Reporting Vickie Thomas
DETROIT (WWJ) - It was a year ago Wednesday that a firestorm swept through an eastside Detroit neighborhood and destroyed 85 homes. Falling utility lines, high winds and dry weather were blamed for the fast-moving inferno, but miraculously, no one was killed.
WWJ City Beat Reporter Vickie Thomas revisited the neighborhood, which looks much the same today as it did after those homes burned down.
Ernest Collwin said he rushed home from work a year ago to see part of his neighborhood go up in flames.
“Smoke and flames, that was it, smoke and flames. Trees was on fire, houses was on fire, everything was on fire,” he said.
Grass has now grown over on the lots where homes once stood. A charred tree trunk with three of its branches still in tact, but not a single leaf or greenery on it, stands in what used to be a backyard of a home on Robinwood Street off Van Dyke.
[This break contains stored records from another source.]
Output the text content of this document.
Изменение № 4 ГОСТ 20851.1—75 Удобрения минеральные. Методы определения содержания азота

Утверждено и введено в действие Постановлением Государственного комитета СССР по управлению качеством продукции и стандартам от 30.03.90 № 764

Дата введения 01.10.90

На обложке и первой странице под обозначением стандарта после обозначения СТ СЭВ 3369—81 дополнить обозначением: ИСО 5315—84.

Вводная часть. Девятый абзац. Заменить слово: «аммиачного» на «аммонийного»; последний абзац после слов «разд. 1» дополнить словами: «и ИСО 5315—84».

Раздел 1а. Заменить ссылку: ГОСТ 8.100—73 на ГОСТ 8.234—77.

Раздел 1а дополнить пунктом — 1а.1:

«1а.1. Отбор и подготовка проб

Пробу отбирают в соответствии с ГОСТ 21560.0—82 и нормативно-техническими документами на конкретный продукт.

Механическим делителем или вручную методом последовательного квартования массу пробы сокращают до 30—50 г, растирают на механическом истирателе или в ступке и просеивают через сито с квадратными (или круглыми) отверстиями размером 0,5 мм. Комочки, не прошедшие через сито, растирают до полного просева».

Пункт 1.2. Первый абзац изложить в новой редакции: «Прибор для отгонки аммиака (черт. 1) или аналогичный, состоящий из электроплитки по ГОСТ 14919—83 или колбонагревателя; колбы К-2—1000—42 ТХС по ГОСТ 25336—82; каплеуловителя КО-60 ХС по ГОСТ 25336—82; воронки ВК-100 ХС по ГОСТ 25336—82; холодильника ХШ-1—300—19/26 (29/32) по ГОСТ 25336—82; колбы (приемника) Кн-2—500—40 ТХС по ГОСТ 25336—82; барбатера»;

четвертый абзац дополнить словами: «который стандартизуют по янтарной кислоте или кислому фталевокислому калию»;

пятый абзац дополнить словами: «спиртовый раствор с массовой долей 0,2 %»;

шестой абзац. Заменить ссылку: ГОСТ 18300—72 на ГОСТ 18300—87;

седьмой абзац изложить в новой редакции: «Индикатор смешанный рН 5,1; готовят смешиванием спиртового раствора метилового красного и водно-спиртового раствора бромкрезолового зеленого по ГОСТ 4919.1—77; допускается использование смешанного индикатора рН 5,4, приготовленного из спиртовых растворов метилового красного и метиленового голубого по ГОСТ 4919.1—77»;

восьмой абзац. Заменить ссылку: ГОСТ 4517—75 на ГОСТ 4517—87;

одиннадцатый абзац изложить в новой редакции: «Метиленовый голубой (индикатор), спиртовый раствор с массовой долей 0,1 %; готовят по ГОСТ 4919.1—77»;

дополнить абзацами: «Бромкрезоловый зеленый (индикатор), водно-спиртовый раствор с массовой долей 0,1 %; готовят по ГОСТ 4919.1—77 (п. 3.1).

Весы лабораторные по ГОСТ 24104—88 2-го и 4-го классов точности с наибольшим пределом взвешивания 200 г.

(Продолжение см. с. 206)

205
“It’s an eerie sight too because there are more vacant homes than occupied homes. I drove down the block and took inventory and on this block, there are only five occupied homes compared to 12 vacant homes. And about half of them are wide open, stripped down and dangerous. There are also still signs of that fire, with melted siding on one of the homes and you can see where smoke and fire charred the area just above the front window and door of another vacant house,” she said.
Collwin lives a block over from Robinwood Street, and can’t help but shake his head at all the vacant properties.
“Six houses that people live in on this street. I told my brother the other day that our street is going to look like that in a minute if we just keep letting people come in a tear stuff up. But they really need to get them people who are stripping it. These houses are good houses, it’s just the people going in and taking stuff out that don’t belong to them,” he said.
In remembering the disaster, Detroit Mayor Dave Bing recognized that people were affected in a negative way and that the city needs to continue to improve how they respond to such emergencies.
“Detroit is very, very lucky to have this kind of leadership from a preparation standpoint because these are true professionals that know their business, but probably even more importantly, they care about people, they care about folks in the neighborhood here,” Bing said.
Detroit native Donald Austin was hired as the new Fire Commissioner in May. He brings 30 years experience in fire services and homeland security.
“Working with DTE, working with our fire dept and others, we’re hopeful that won’t happen again. But if in fact it does, because now from a leadership standpoint, we have somebody here with the capability and capacity to think differently than we have previously.”
Mayor Bing says he is comfortable with the people in charge of the city’s fire response to disasters and other emergencies.